Apple préparerait dès le 28 juillet un nouveau leasing Apple Upgrade, avec renouvellement après 12 mois, face à une formule de financement actuelle sur 24 mois à 0 % via Citizens One. Selon Bloomberg, ce lancement s’accompagnerait de l’arrêt progressif de l’iPhone Upgrade Program.

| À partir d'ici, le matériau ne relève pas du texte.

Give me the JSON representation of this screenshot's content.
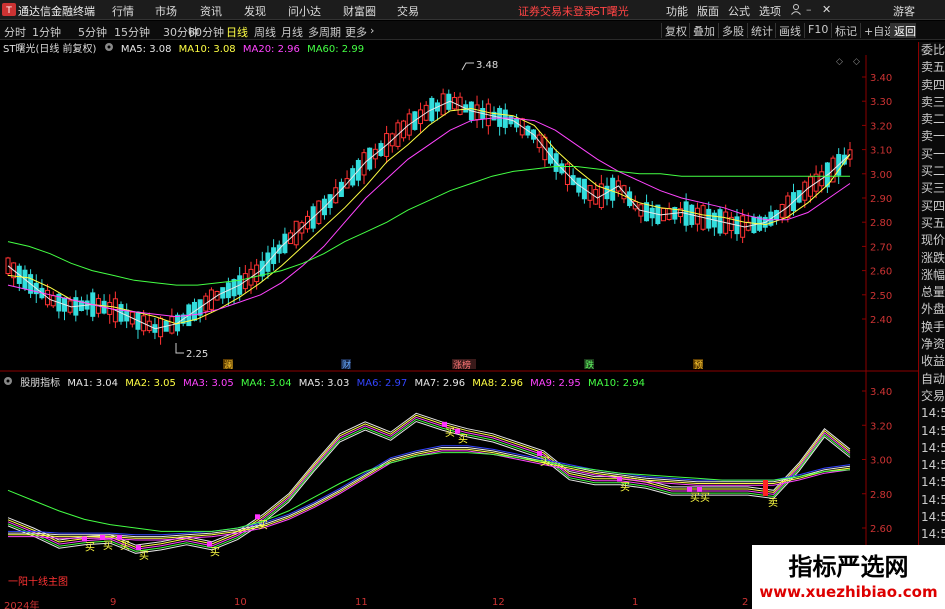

Le programme historique d’Apple pour changer d’iPhone chaque année arrive en fin de vie
Apple préparerait l’arrêt progressif des nouvelles souscriptions à son iPhone Upgrade Program, en parallèle du lancement d’une nouvelle formule baptisée Apple Upgrade, attendu le 28 juillet 2026 avec Klarna. Le point clé, c’est le changement de logique : l’ancien programme reposait sur un crédit sur 24 mois à 0 % via Citizens One, avec option de renouvellement après 12 mensualités. La nouvelle offre serait, elle, structurée comme une location. Selon les informations publiées le 21 juillet 2026 par Bloomberg, Apple prévoirait aussi de fermer les nouvelles inscriptions à ses autres formules de financement iPhone existantes.
Le sujet dépasse largement une simple mise à jour commerciale. Quand une marque comme Apple remplace un crédit classique par une formule opérée avec un spécialiste du paiement fractionné, elle modifie à la fois la lisibilité du coût, la propriété du produit et la perception de la valeur de reprise. C’est un tournant plus stratégique qu’il n’y paraît.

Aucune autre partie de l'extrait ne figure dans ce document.